Yashua Klos approaches the idea of identity as multi-faceted, adaptive, and ever-changing. He explores identity as a composite of self-conception, family histories, environmental influences, and mythologies. In his portraiture and collage work, Klos explores how material and social conditions shape one’s identity and experience of moving through the world. His process employs a unique intervention on traditional methods of woodblock printing: carving, inking, and hand-pressure printing to create his own source material for collaging. He then cuts and arranges these separate printed elements to form exquisitely textured, amalgamated portraits.
The body of work featured in OUR LABOUR is significantly personal for Klos, who recently reconnected with his estranged patrilineal side of the family through a match on a DNA test. A message received from a then-unknown relative turned into a life-altering encounter for the artist, who was soon welcomed back into an extended network of long-lost uncles, aunts, and cousins. Klos foregrounds these developing bonds of kinship and the new dimensions invoked within his own identity through large-scale, collaged portraits. Studying and recreating the faces of his family members opened an intimate space of reflection for Klos, tracing in their features shared physical lineages and familiar subjectivities. Intertwined Michigan wildflowers and overlaid Art Deco motifs reference the shifting environmental identity of Detroit, where Klos’ family has resided since the Great Migration. Adorning the portraits, these elements speak to the aesthetic ambitions of the city’s economic past, and the underlying resilience of natural forms to grow and reclaim the urban landscape.
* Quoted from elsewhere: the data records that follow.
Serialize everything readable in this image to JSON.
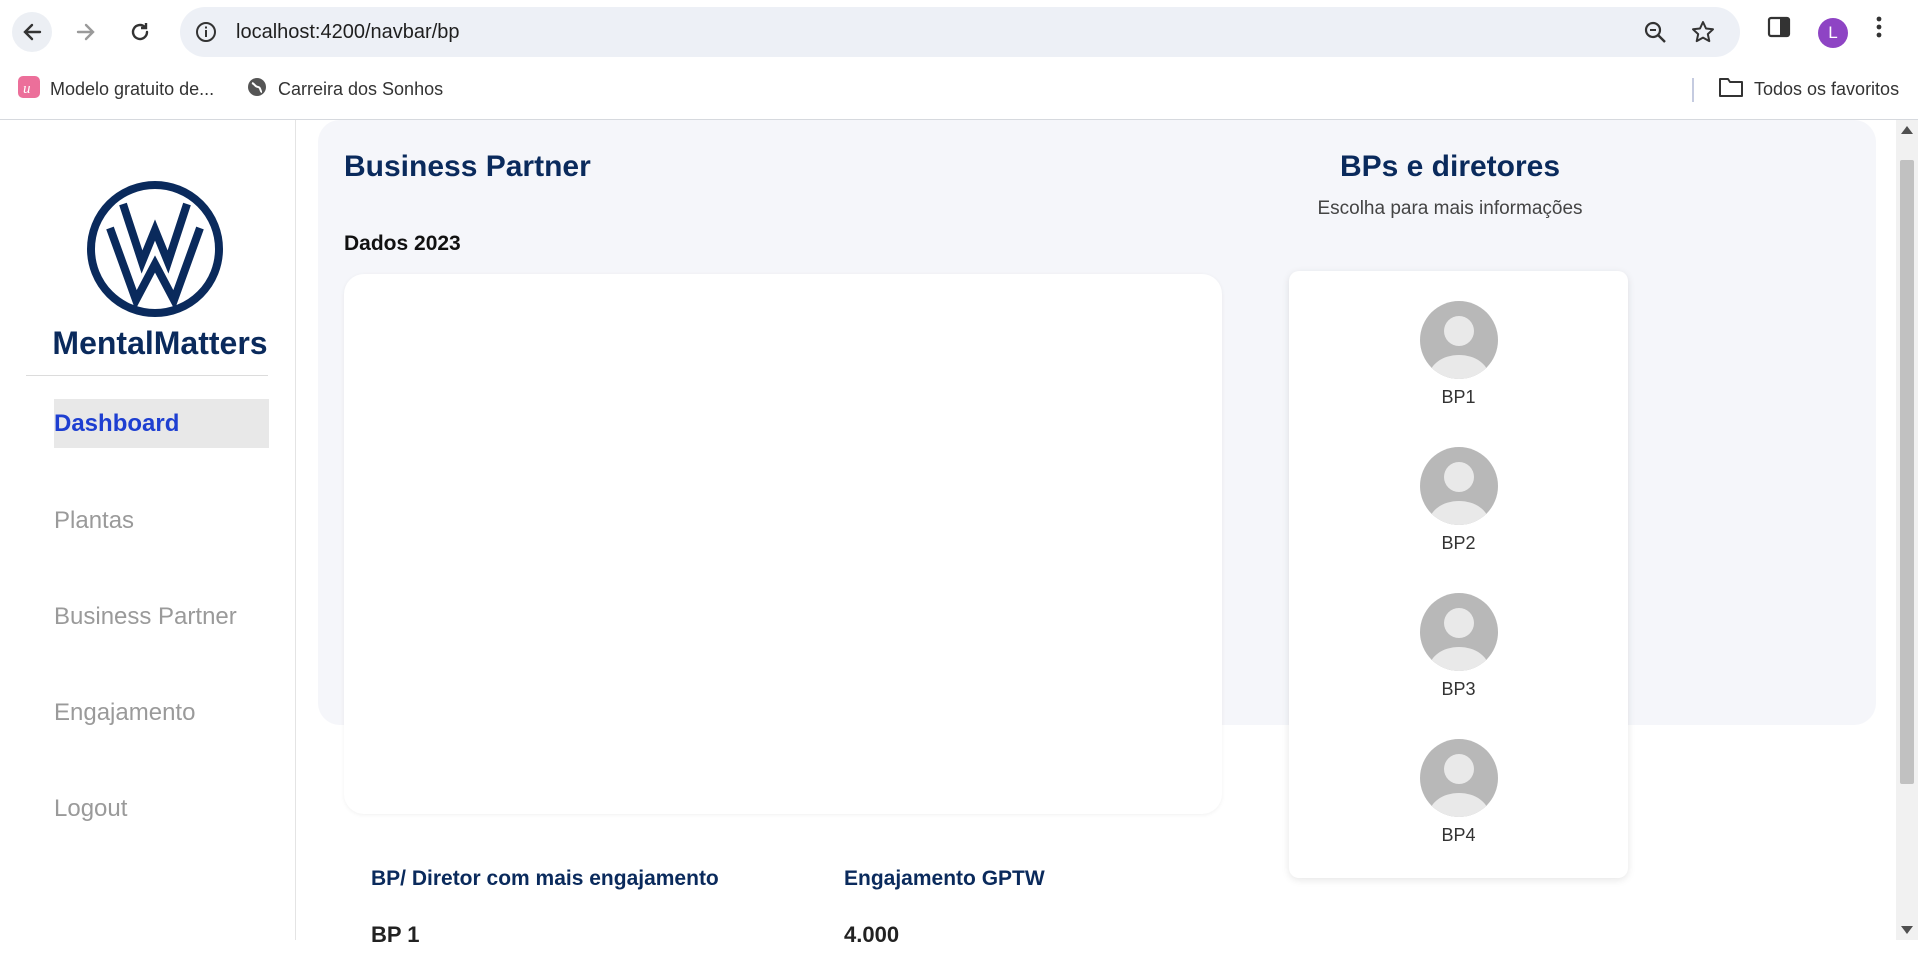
{
  "browser": {
    "url": "localhost:4200/navbar/bp",
    "profile_initial": "L",
    "bookmarks": [
      {
        "label": "Modelo gratuito de..."
      },
      {
        "label": "Carreira dos Sonhos"
      }
    ],
    "all_bookmarks_label": "Todos os favoritos"
  },
  "sidebar": {
    "brand": "MentalMatters",
    "items": [
      {
        "label": "Dashboard",
        "active": true
      },
      {
        "label": "Plantas"
      },
      {
        "label": "Business Partner"
      },
      {
        "label": "Engajamento"
      },
      {
        "label": "Logout"
      }
    ]
  },
  "main": {
    "title": "Business Partner",
    "data_label": "Dados 2023",
    "bp_panel": {
      "title": "BPs e diretores",
      "subtitle": "Escolha para mais informações",
      "items": [
        {
          "label": "BP1"
        },
        {
          "label": "BP2"
        },
        {
          "label": "BP3"
        },
        {
          "label": "BP4"
        }
      ]
    },
    "stats": [
      {
        "heading": "BP/ Diretor com mais engajamento",
        "value": "BP 1"
      },
      {
        "heading": "Engajamento GPTW",
        "value": "4.000"
      }
    ]
  },
  "colors": {
    "brand_navy": "#0a2a5c",
    "active_link": "#1e3fd1",
    "panel_bg": "#f5f6fa"
  }
}
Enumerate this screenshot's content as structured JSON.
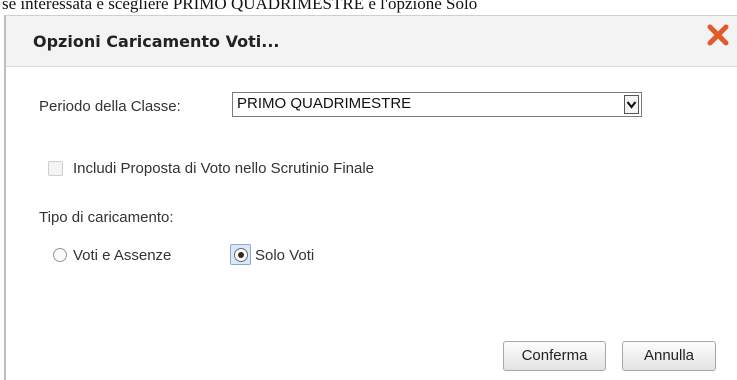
{
  "background": {
    "text": "se interessata e scegliere PRIMO QUADRIMESTRE e l'opzione Solo"
  },
  "dialog": {
    "title": "Opzioni Caricamento Voti...",
    "close_icon": "close-x-icon",
    "close_color": "#e05a2a"
  },
  "period": {
    "label": "Periodo della Classe:",
    "selected": "PRIMO QUADRIMESTRE"
  },
  "include_proposal": {
    "label": "Includi Proposta di Voto nello Scrutinio Finale",
    "checked": false,
    "enabled": false
  },
  "load_type": {
    "label": "Tipo di caricamento:",
    "options": [
      {
        "label": "Voti e Assenze",
        "selected": false
      },
      {
        "label": "Solo Voti",
        "selected": true
      }
    ]
  },
  "buttons": {
    "confirm": "Conferma",
    "cancel": "Annulla"
  }
}
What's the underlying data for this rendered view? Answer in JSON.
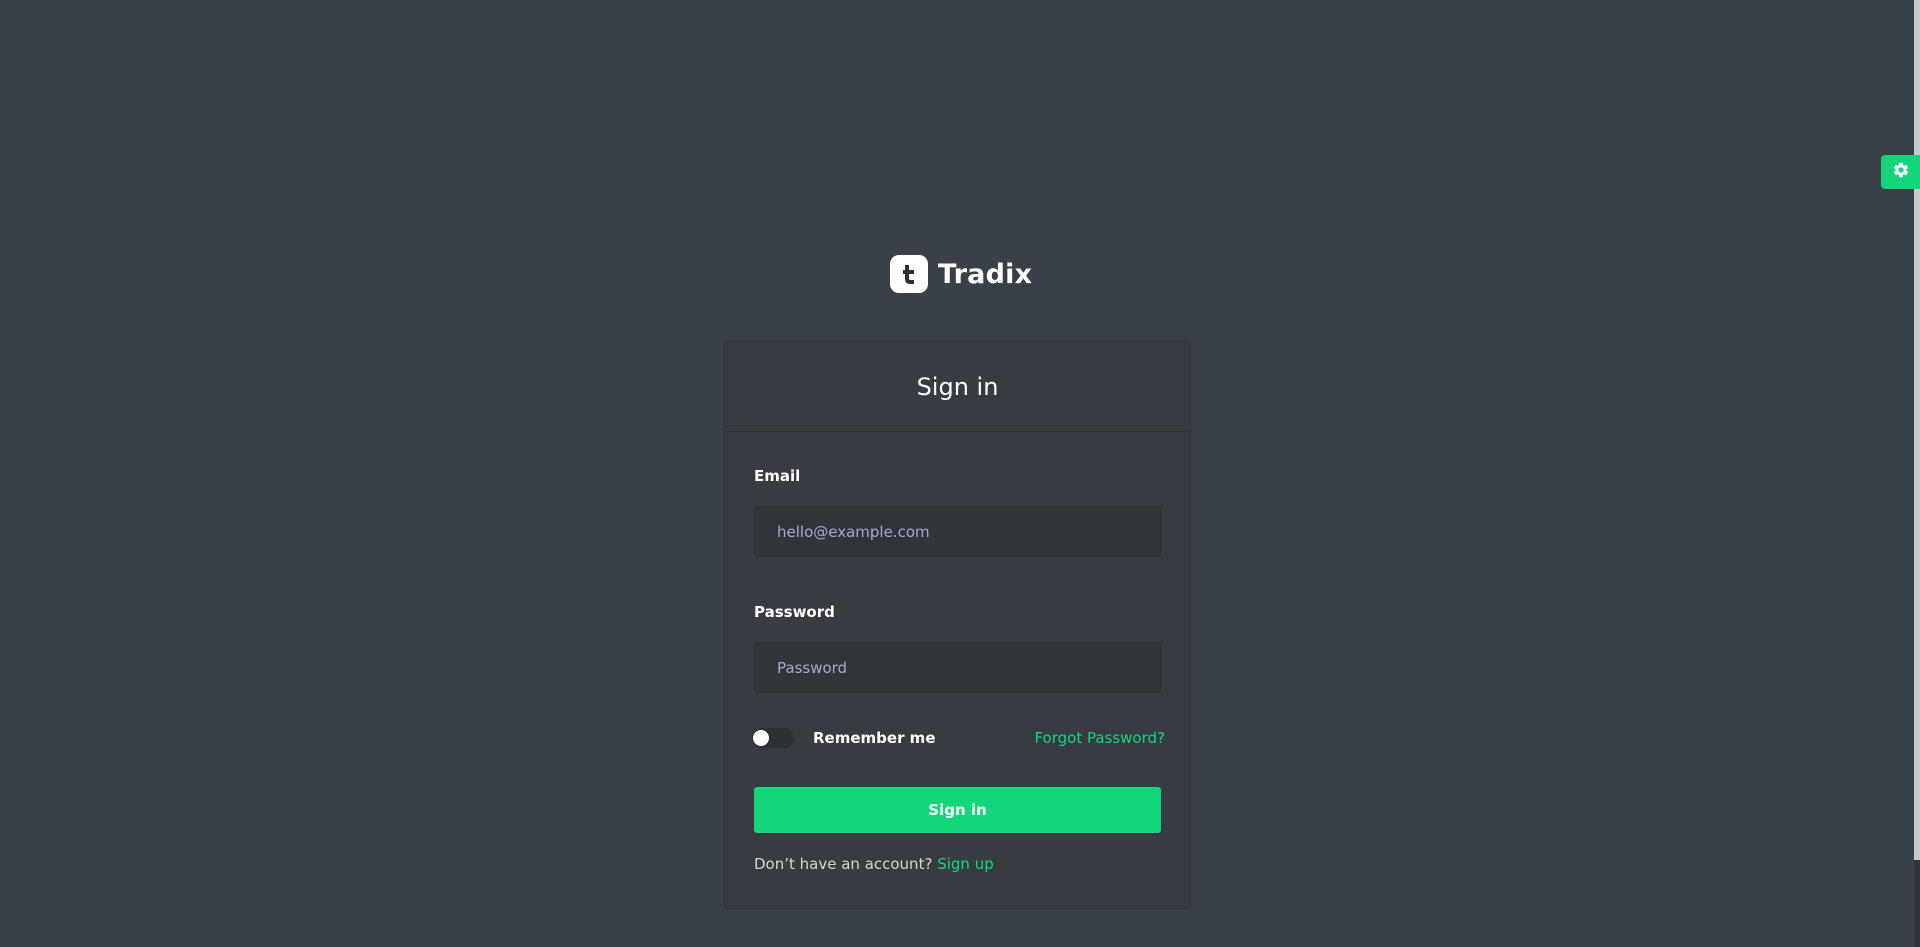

The central piece of the exhibition, sharing the title OUR LABOUR, seeks to represent the various manifestations of labor that have shaped the architecture of Klos’ family for generations. The monumental woodblock print and ink canvas was inspired by Diego Rivera’s Detroit Industry Murals at the Detroit Institute of Arts, which Klos first viewed while visiting his relatives in the city. Sometime after, Klos began to conceptualize Rivera’s murals as a compositional blueprint for his own family tree, and the legacy of his family’s work in the Detroit auto plants. In it, the original faces of Rivera’s anonymous, mostly white male workers are replaced with portraits of his own Black relatives. For Klos, reimagining these subjects becomes its own form of record-making and keeping—an affirmation of his family’s labor, both within their relationships to one another, and the larger, overlooked history of Black labor that built the United States.
The new works featured in this exhibition of OUR LABOUR include new pieces from his African welding mask series. Constructed from individual maple cubits, the masks draw influence from the designs of West and Central African cultures, including those in Mali, Burkina Faso, and the Congo—regions to which Klos traces his own distant ancestry. These masks were traditionally used in a public, religious contexts, covering the individual identity of the wearer during performances of conjuration and spiritual activation. In the modern-day context of welding, masks are a necessary occupational safeguard, and an essential part of an industrial worker’s uniform. Klos’ sees his sculptures as hybrid creations, existing between and mediating the dual capacities of invocation and protection. He completes each mask by torching its wood exterior, allowing the flames to indiscriminately char the surface. Klos views this torching as transformational: fusing together these forms and histories, while activating and releasing the mask’s power beyond the hands of its creator.